A linguagem nas novelas de Natalício Barroso é simples, sem ser coloquial. Vê-se concisão nas frases, embora quase não use a frase curta, cortada. Não há excesso de frases. O diálogo cede lugar à narração. O uso do travessão nas falas é pouco frequente nestas narrativas. É mais comum o narrador transmitir as falas dos demais personagens no interior de suas narrações. A descrição é discreta, a não ser num momento, quando se refere às ilhas do Rio de Janeiro.

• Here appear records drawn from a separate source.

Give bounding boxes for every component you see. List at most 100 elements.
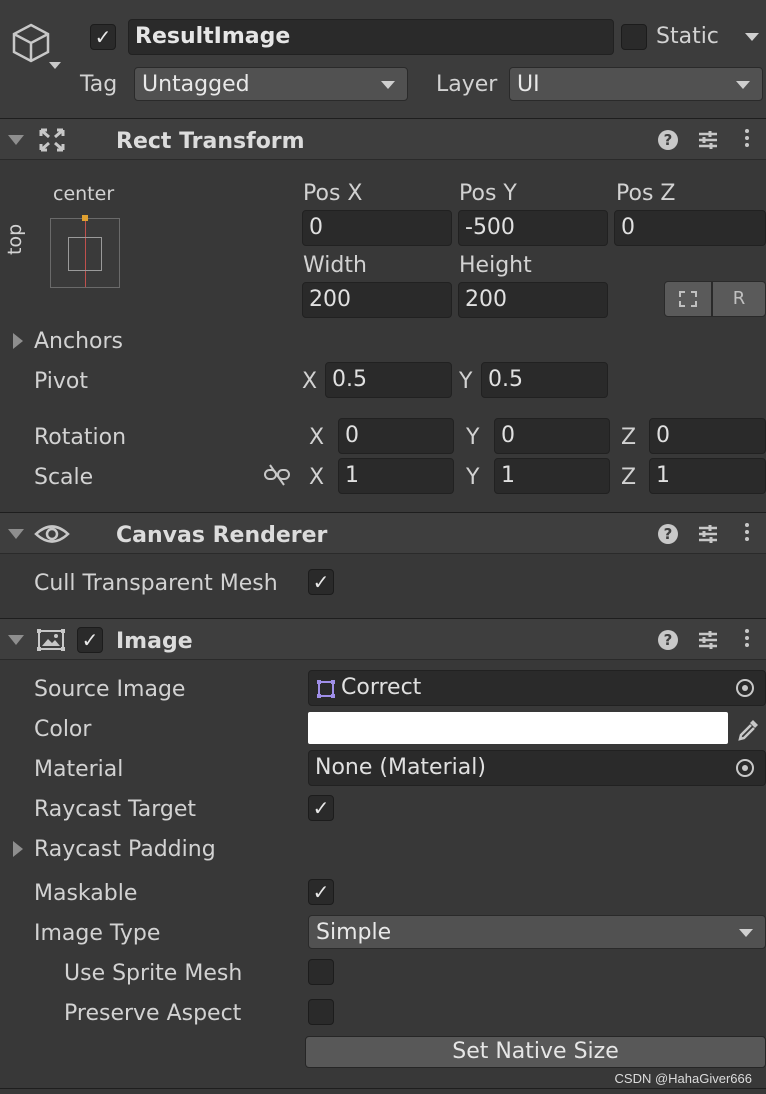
set-native-size-button[interactable]: Set Native Size [305,1036,766,1068]
rotation-x-field[interactable]: 0 [338,418,454,454]
pos-y-label: Pos Y [459,181,517,206]
fold-arrow-icon[interactable] [8,529,24,539]
rotation-z-field[interactable]: 0 [649,418,766,454]
rotation-y-label: Y [466,425,480,450]
pos-x-label: Pos X [303,181,363,206]
raycast-target-checkbox[interactable]: ✓ [308,795,334,821]
raw-edit-button[interactable]: R [712,281,766,317]
active-toggle[interactable]: ✓ [90,24,116,50]
tag-label: Tag [80,72,118,97]
scale-label: Scale [34,465,94,490]
image-type-dropdown[interactable]: Simple [308,915,766,949]
anchor-rect-preview [68,237,102,271]
cull-transparent-mesh-checkbox[interactable]: ✓ [308,569,334,595]
rect-transform-icon [39,128,65,152]
raycast-target-label: Raycast Target [34,797,197,822]
component-title: Image [116,629,193,654]
eye-icon [34,525,70,543]
kebab-menu-icon[interactable] [745,629,749,650]
scale-y-label: Y [466,465,480,490]
source-image-value: Correct [341,675,422,700]
tag-dropdown[interactable]: Untagged [134,67,408,101]
anchors-foldout-arrow[interactable] [13,333,23,349]
pivot-label: Pivot [34,369,89,394]
preserve-aspect-label: Preserve Aspect [64,1001,242,1026]
tag-value: Untagged [142,72,250,97]
raycast-padding-label[interactable]: Raycast Padding [34,839,216,861]
pivot-x-field[interactable]: 0.5 [325,362,452,398]
gameobject-header: ✓ ResultImage Static Tag Untagged Layer … [0,0,766,118]
anchors-label[interactable]: Anchors [34,331,123,353]
scale-y-field[interactable]: 1 [494,458,610,494]
scale-z-label: Z [621,465,637,490]
rect-transform-header[interactable]: Rect Transform ? [0,118,766,160]
presets-icon[interactable] [697,629,719,651]
image-header[interactable]: ✓ Image ? [0,618,766,660]
pos-x-field[interactable]: 0 [302,210,452,246]
image-enabled-toggle[interactable]: ✓ [77,627,103,653]
maskable-checkbox[interactable]: ✓ [308,879,334,905]
presets-icon[interactable] [697,129,719,151]
source-image-field[interactable]: Correct [308,670,766,706]
maskable-label: Maskable [34,881,138,906]
width-field[interactable]: 200 [302,282,452,318]
anchor-h-label: center [53,183,115,205]
source-image-label: Source Image [34,677,186,702]
use-sprite-mesh-label: Use Sprite Mesh [64,961,243,986]
pos-y-field[interactable]: -500 [458,210,608,246]
fold-arrow-icon[interactable] [8,635,24,645]
kebab-menu-icon[interactable] [745,129,749,150]
color-swatch[interactable] [308,712,728,744]
kebab-menu-icon[interactable] [745,523,749,544]
object-picker-icon[interactable] [736,679,754,697]
scale-x-label: X [309,465,325,490]
anchor-presets-button[interactable] [50,215,120,288]
color-label: Color [34,717,92,742]
preserve-aspect-checkbox[interactable] [308,999,334,1025]
presets-icon[interactable] [697,523,719,545]
pos-z-label: Pos Z [616,181,676,206]
rotation-label: Rotation [34,425,127,450]
blueprint-mode-button[interactable] [664,281,712,317]
gameobject-cube-icon[interactable] [10,22,52,64]
eyedropper-icon[interactable] [736,716,762,742]
fold-arrow-icon[interactable] [8,135,24,145]
pivot-y-label: Y [459,369,473,394]
height-field[interactable]: 200 [458,282,608,318]
constrain-proportions-icon[interactable] [263,463,291,487]
help-icon[interactable]: ? [658,630,678,650]
pivot-x-label: X [302,369,318,394]
canvas-renderer-header[interactable]: Canvas Renderer ? [0,512,766,554]
help-icon[interactable]: ? [658,524,678,544]
help-icon[interactable]: ? [658,130,678,150]
layer-value: UI [517,72,540,97]
static-dropdown-caret[interactable] [745,33,759,41]
rotation-y-field[interactable]: 0 [494,418,610,454]
image-type-label: Image Type [34,921,161,946]
static-label: Static [656,24,719,49]
anchor-v-label: top [4,223,26,255]
image-type-value: Simple [316,920,392,945]
blueprint-icon [679,291,697,307]
sprite-icon [317,680,335,698]
gameobject-name-input[interactable]: ResultImage [128,19,614,55]
chevron-down-icon [381,81,395,89]
raycast-padding-foldout-arrow[interactable] [13,841,23,857]
bottom-separator [0,1088,766,1089]
image-component-icon [37,629,65,651]
pos-z-field[interactable]: 0 [614,210,766,246]
icon-dropdown-caret[interactable] [49,62,61,69]
watermark: CSDN @HahaGiver666 [614,1071,752,1086]
rotation-z-label: Z [621,425,637,450]
rotation-x-label: X [309,425,325,450]
pivot-y-field[interactable]: 0.5 [481,362,608,398]
static-toggle[interactable] [621,24,647,50]
layer-dropdown[interactable]: UI [509,67,763,101]
component-title: Rect Transform [116,129,305,154]
use-sprite-mesh-checkbox[interactable] [308,959,334,985]
material-label: Material [34,757,124,782]
scale-z-field[interactable]: 1 [649,458,766,494]
object-picker-icon[interactable] [736,759,754,777]
scale-x-field[interactable]: 1 [338,458,454,494]
material-field[interactable]: None (Material) [308,750,766,786]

Mesmo nesse caso, a narrativa não perde fôlego e não enfada o leitor.

O ponto de vista na primeira novela, apesar de ser o da primeira pessoa ou o do narrador-testemunha, traz uma novidade: ao morrer o primeiro narrador, outro o substitui, como na vida, como numa viagem, como na “viagem sem fim”.  Nas novelas “cariocas” o narrador às vezes assume a posição de protagonista, sem nunca se confundir com o narrador onisciente. São técnicas usadas por quem leu muito e exercitou em larga escala a arte de narrar.

                Natalício Barroso, poeta de grandes méritos, deu-nos quatro boas novelas, verdadeira viagem sem fim pelos caminhos da imaginação. A prosa de ficção tem mais um cultor erudito, consciente de seu papel no palco da literatura brasileira e da importância de ser um cultivador de palavras e histórias.

Fonte:
MACIEL, Nilto. Contistas do Ceará: D’A Quinzena ao Caos Portátil. Fortaleza/CE: Imprece, 2008.